Hablemos de amor: Las amigas que quiero tener a los 80
A los 26 años, Ivannia aprendió que las amistades no aparecen de la nada: se construyen con tiempo, respeto y presencia. Hoy sueña con llegar a los 80 rodeada de esas mujeres que eligió como familia, porque sabe que envejecer acompañada de amigas es una de las mayores formas de amor.

Voy a contar algo que solo las personas que me conocen bien saben: pienso mucho en la versión de mí de 80 años. Trato de imaginarme qué tipo de abuela voy a ser, y siempre digo que quiero ser esa abuela cool que tiene millones de historias que contar y que se dedicó a vivir su vida con todo y con amistades extraordinarias.
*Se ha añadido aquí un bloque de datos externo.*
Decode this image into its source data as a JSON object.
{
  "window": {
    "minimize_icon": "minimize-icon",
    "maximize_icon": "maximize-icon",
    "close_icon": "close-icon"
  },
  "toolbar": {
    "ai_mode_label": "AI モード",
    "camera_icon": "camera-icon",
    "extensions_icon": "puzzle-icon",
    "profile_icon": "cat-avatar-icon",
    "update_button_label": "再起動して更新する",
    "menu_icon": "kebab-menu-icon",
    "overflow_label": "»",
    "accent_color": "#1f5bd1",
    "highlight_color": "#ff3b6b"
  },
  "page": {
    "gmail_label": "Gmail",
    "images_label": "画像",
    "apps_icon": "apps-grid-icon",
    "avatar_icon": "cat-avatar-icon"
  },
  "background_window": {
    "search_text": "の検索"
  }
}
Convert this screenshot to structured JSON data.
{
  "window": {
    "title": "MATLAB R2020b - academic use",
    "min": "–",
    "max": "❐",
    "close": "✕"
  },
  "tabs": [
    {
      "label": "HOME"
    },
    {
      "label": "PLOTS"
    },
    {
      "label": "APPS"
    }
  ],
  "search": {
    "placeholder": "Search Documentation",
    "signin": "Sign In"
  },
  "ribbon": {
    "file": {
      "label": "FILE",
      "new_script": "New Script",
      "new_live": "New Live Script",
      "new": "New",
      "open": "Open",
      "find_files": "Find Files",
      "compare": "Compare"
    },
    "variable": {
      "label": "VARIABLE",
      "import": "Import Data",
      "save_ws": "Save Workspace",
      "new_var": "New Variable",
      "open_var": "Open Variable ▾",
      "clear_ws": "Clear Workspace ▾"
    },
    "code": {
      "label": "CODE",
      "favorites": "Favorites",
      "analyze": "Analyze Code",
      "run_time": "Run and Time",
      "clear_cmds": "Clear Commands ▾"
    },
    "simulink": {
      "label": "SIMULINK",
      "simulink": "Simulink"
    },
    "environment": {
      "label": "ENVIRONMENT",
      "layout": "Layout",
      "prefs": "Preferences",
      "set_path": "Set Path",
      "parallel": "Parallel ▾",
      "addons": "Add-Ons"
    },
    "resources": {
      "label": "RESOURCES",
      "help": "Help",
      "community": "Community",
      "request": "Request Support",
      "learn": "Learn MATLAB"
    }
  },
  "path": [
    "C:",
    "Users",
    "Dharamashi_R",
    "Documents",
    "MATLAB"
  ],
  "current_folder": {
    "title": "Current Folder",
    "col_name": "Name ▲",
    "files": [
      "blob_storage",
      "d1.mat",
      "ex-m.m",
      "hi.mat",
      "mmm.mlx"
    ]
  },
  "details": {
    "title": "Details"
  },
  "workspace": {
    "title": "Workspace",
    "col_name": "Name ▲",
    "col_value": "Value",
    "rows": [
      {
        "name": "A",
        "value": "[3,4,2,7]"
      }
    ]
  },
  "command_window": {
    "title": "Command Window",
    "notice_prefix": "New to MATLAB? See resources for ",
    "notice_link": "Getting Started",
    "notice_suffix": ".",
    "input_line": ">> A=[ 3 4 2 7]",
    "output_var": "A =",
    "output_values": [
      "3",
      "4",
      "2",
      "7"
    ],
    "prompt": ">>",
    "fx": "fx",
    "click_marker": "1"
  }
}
Tengo 26 años. Hoy me describo como una persona muy social, con amigas verdaderamente buenas, las que uno sueña. Pero no siempre fue así.
Sé lo que se siente estar sola, no pertenecer a tu espacio e incluso a tu país. Fui a un colegio internacional, y cuando egresé, sentí la cachetada de empezar de cero. No tenía amigas. ¿Cómo empiezas la universidad si es que no sientes que perteneces? ¿Cómo tratas de soltarte y abrirte si te sientes rara?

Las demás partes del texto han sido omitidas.